The foam around and beneath me had surged back and forth ferociously like waves threatening by the increase in choppiness to overwhelm me, a weight pressing down on my chest giving me waves of nausea and pain like I had never felt before.
The singing was no louder but I became more aware of its power. The song was always soothing, non-threatening, calming and, though the foam waves boiled around me, I relaxed. The song spoke to me only, reassuring me of my wellbeing, not through the language of words, but by the offering up of unrelenting and generous love, binding me to the singer as if we were one and the same.
However turbulent the waters were, I felt that my mind was being towed into a safe haven, where I was becalmed, like in a harbour; the motion of whatever threatened to engulf me became more distant, held at bay by a force which was both all-consuming yet benign, protective, non-threatening. I settled, relaxed, into that harbour, allowing only pleasant dreams, in rhythm with the gentle song, to impose upon my growing awareness of my surroundings. I could not see anything, not yet, but I felt at peace.
The singer encouraged me to embrace my feelings of love given and love received, reassuring me that my being was protected by that love. I felt the singer was close, without and within me.

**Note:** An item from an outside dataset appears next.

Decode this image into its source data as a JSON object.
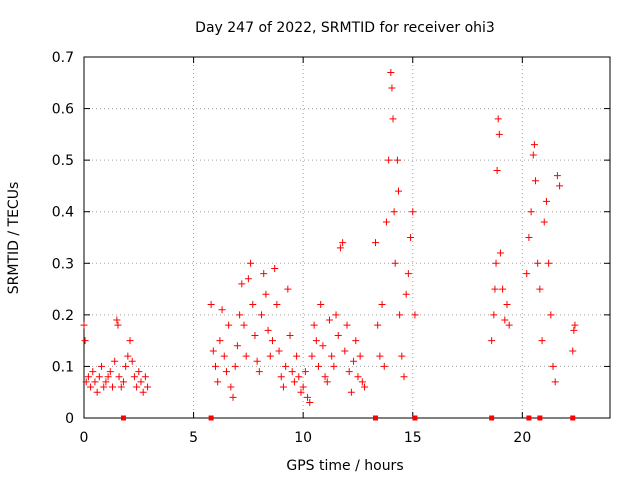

The singer was not a separate being at all, not an It, but a She, a mother, my mother. Sounds formed into coherent words in my head, Mother and Charlotte, Mummy and Charley, by preference, Mum or Lottie at a pinch, or later as we aged together in an inseparable relationship.
But for now she was Mummy and I was Charley, maybe I can live with that she asks? Yes, on reflection, I can live with that and yes, I can live, I will live.
It is going to be all right, sang the voice of Mummy reassuringly. Daddy’s here now, and Daddy will always be here for us.